Middle Ear Histology

As we have described previously [2022] in WT mice ME mucosal hyperplasia was observed starting on day 1 and peaked on day 2 after NTHi inoculation. On day 3 the ME mucosa remained significantly hyperplastic, but by day 5 it had recovered to near normal thickness (Figure 2). When the mucosa was divided into its epithelial and stromal compartments however, as shown in Figure 3A and 3B, recovery of epithelial thickness was not complete until day 10, while the stroma had recovered by day 5. The proportion of the ME mucosa occupied by infiltrating leukocytes was highest on day 1, and decreased regularly until few cells were observed on day 5 and virtually none on day 7.
Figure 2

Middle ear response to NTHi challenge in WT vs. TNF-deficient mice. H&E stained sections from untreated MEs and MEs at 1, 2, 3, 5, 7 and 10 days after NTHi inoculation. The examples illustrated are representative of the typical response seen in MEs for that time and genotype. However, cellular infiltrates were irregularly distributed so that a match to quantitative data achieved across the entire ME was not always possible. Ep = ME mucosal epithelium. Str = ME mucosal stroma. Original magnification 100×.

Figure 3

Thickness of the ME mucosa of WT vs. TNFA -/- mice during NTHi-induced OM. A. Thickness of the ME mucosal epithelium in WT (stippled bars) and TNFA-/- (striped bars) mice. B. Thickness of the mucosal stroma. Bars represent means, while lines represent 1 SD. * = p ≤ 0.05; n = 6-10 for each group.

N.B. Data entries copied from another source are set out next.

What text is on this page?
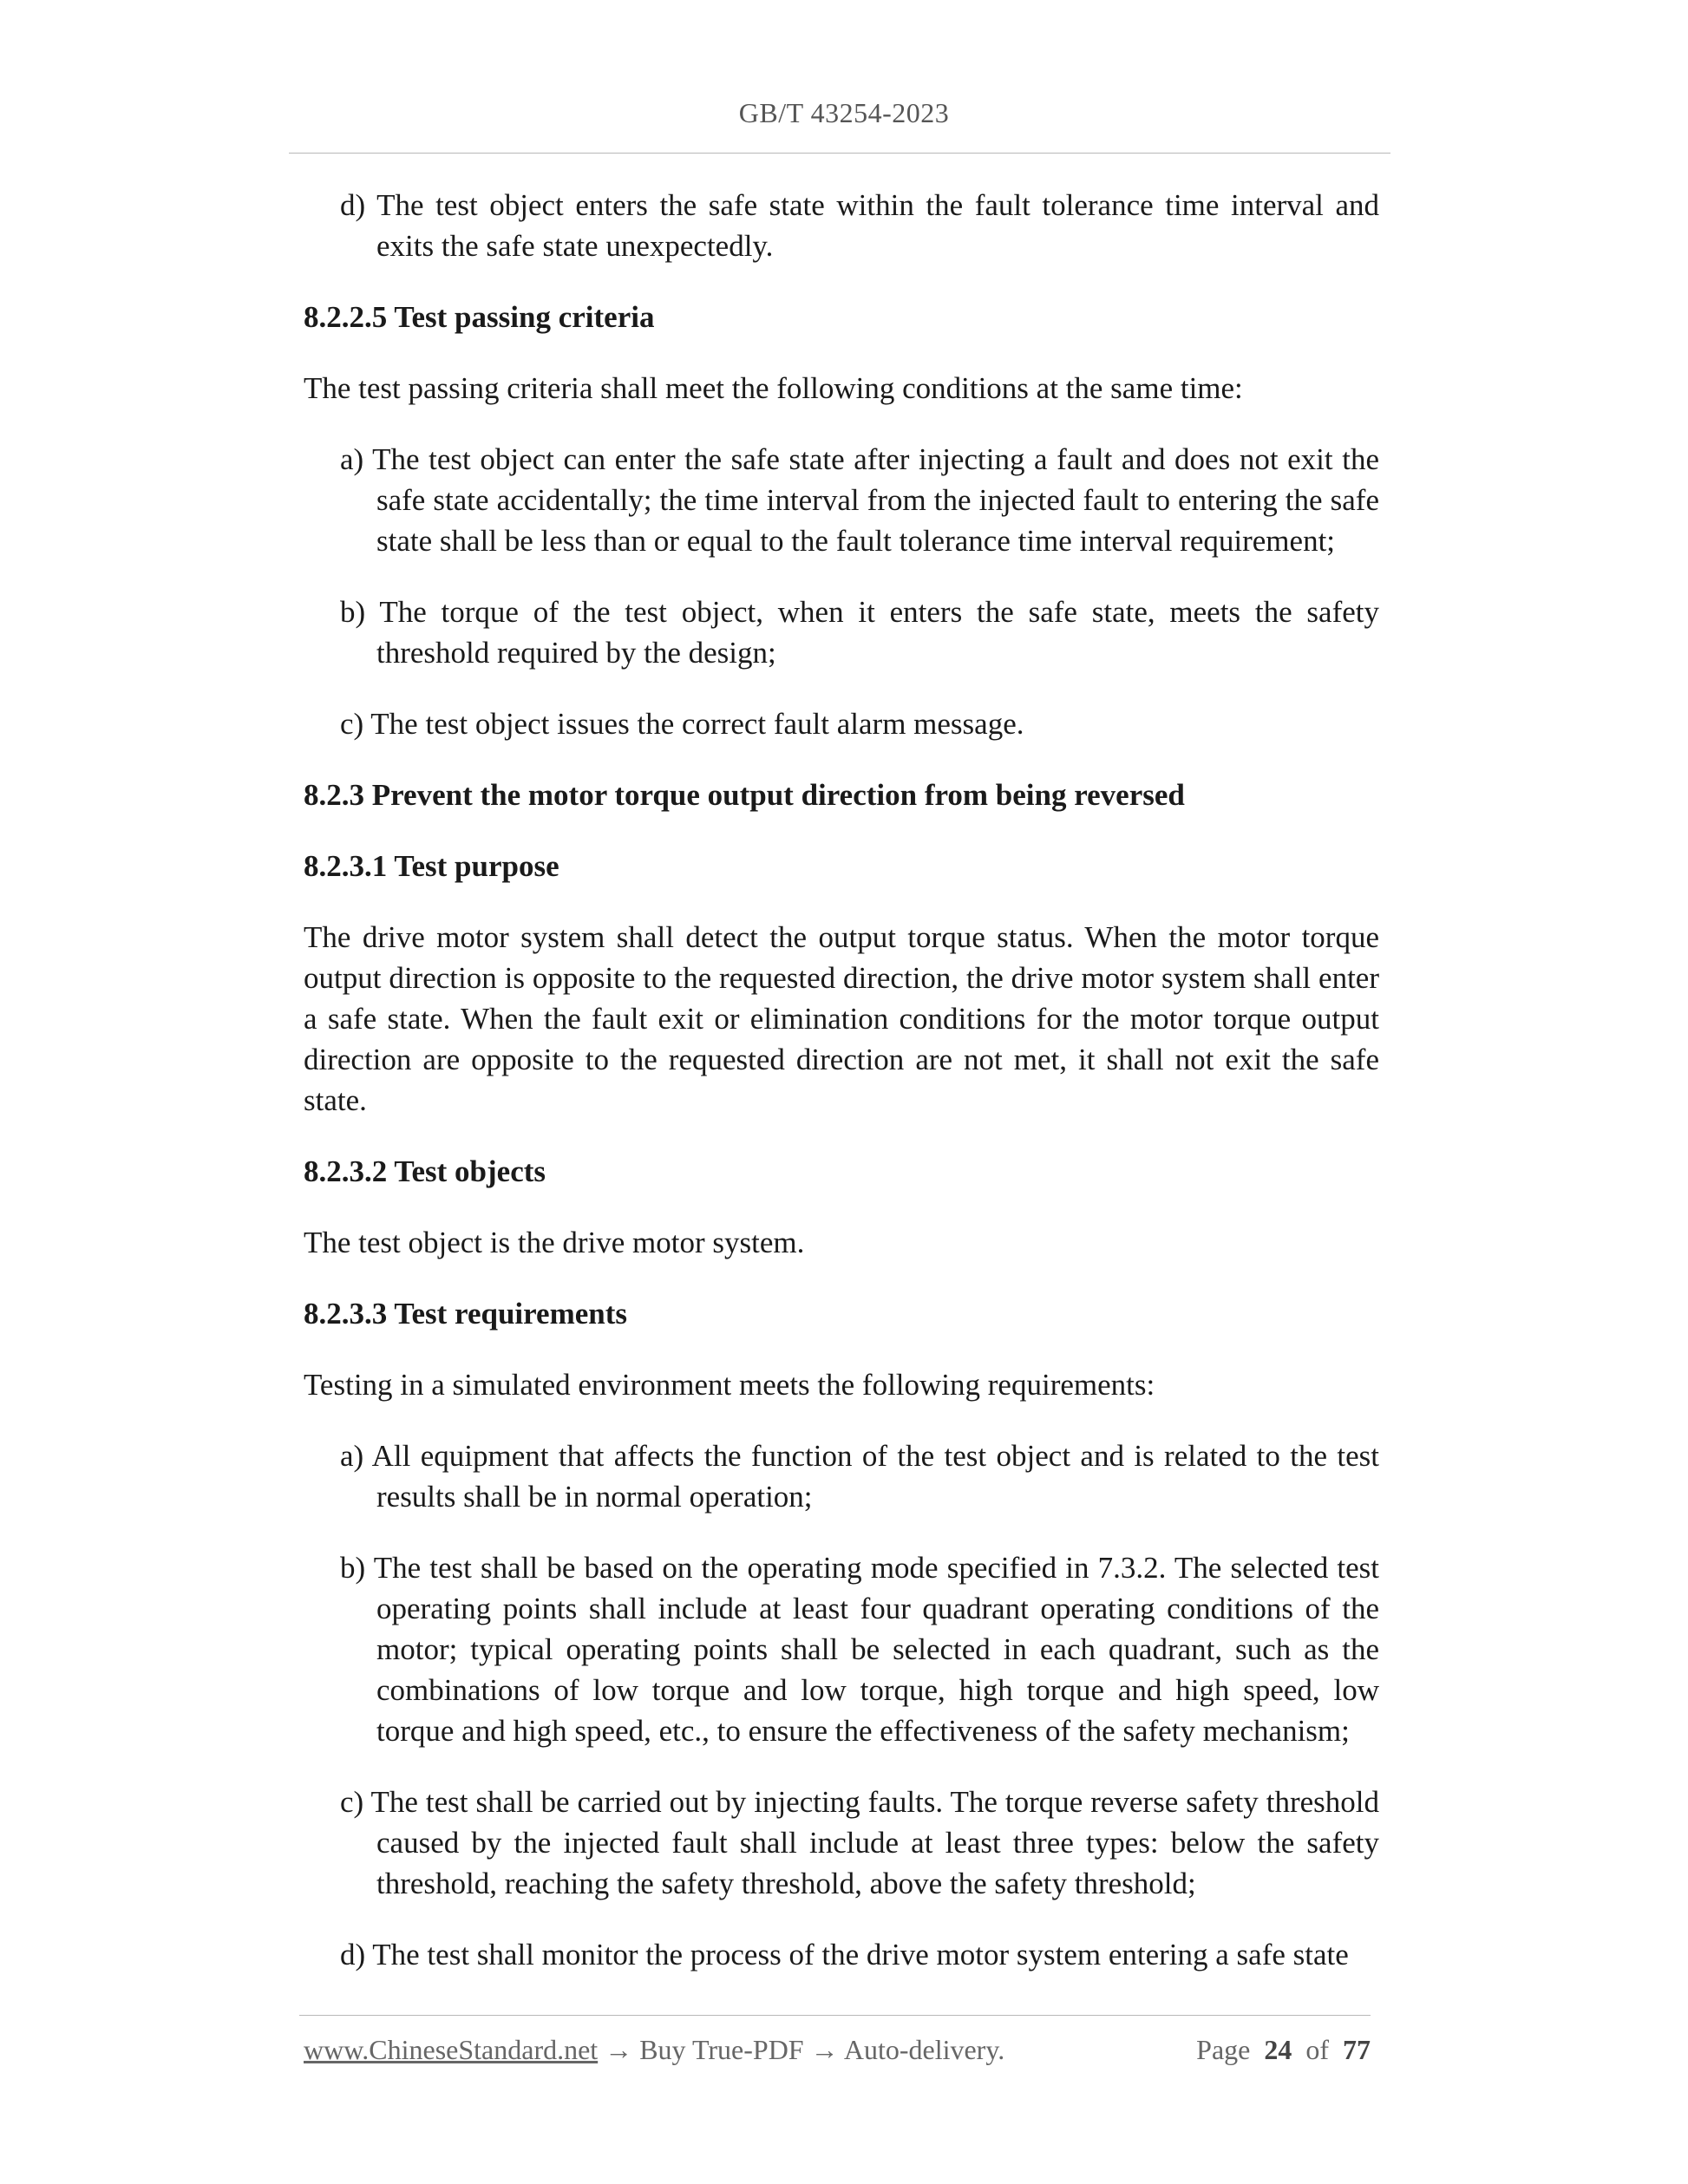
GB/T 43254-2023

d) The test object enters the safe state within the fault tolerance time interval and exits the safe state unexpectedly.

8.2.2.5 Test passing criteria

The test passing criteria shall meet the following conditions at the same time:

a) The test object can enter the safe state after injecting a fault and does not exit the safe state accidentally; the time interval from the injected fault to entering the safe state shall be less than or equal to the fault tolerance time interval requirement;

b) The torque of the test object, when it enters the safe state, meets the safety threshold required by the design;

c) The test object issues the correct fault alarm message.

8.2.3 Prevent the motor torque output direction from being reversed

8.2.3.1 Test purpose

The drive motor system shall detect the output torque status. When the motor torque output direction is opposite to the requested direction, the drive motor system shall enter a safe state. When the fault exit or elimination conditions for the motor torque output direction are opposite to the requested direction are not met, it shall not exit the safe state.

8.2.3.2 Test objects

The test object is the drive motor system.

8.2.3.3 Test requirements

Testing in a simulated environment meets the following requirements:

a) All equipment that affects the function of the test object and is related to the test results shall be in normal operation;

b) The test shall be based on the operating mode specified in 7.3.2. The selected test operating points shall include at least four quadrant operating conditions of the motor; typical operating points shall be selected in each quadrant, such as the combinations of low torque and low torque, high torque and high speed, low torque and high speed, etc., to ensure the effectiveness of the safety mechanism;

c) The test shall be carried out by injecting faults. The torque reverse safety threshold caused by the injected fault shall include at least three types: below the safety threshold, reaching the safety threshold, above the safety threshold;

d) The test shall monitor the process of the drive motor system entering a safe state

www.ChineseStandard.net → Buy True-PDF → Auto-delivery.	Page 24 of 77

A significant difference between TNFA-/- mice and WT mice was observed even in untreated animals: both epithelial and stromal compartments of the ME mucosa were significantly hyperplastic in the absence of TNFA (Figures 2, 3A,B). Thereafter, the mucosa of both WT and TNFA-/- increased when compared to uninoculated animals (p < .05), such that significant differences between WT and TNFA-/- mice in the thickness of the ME mucosa epithelium or stroma were not observed until day 5 after infection. As noted above, the epithelium of the WT mice began to return to its normal thickness on day 5 and was normal by day 10, while the epithelium of the TNF knockout (KO) mice remained hyperplastic. The ME mucosal stroma of the TNFA-/- animals showed no decrease in thickness on day 5, but did recover somewhat on day 7. However, it remained significantly thicker than the WT even on day 10.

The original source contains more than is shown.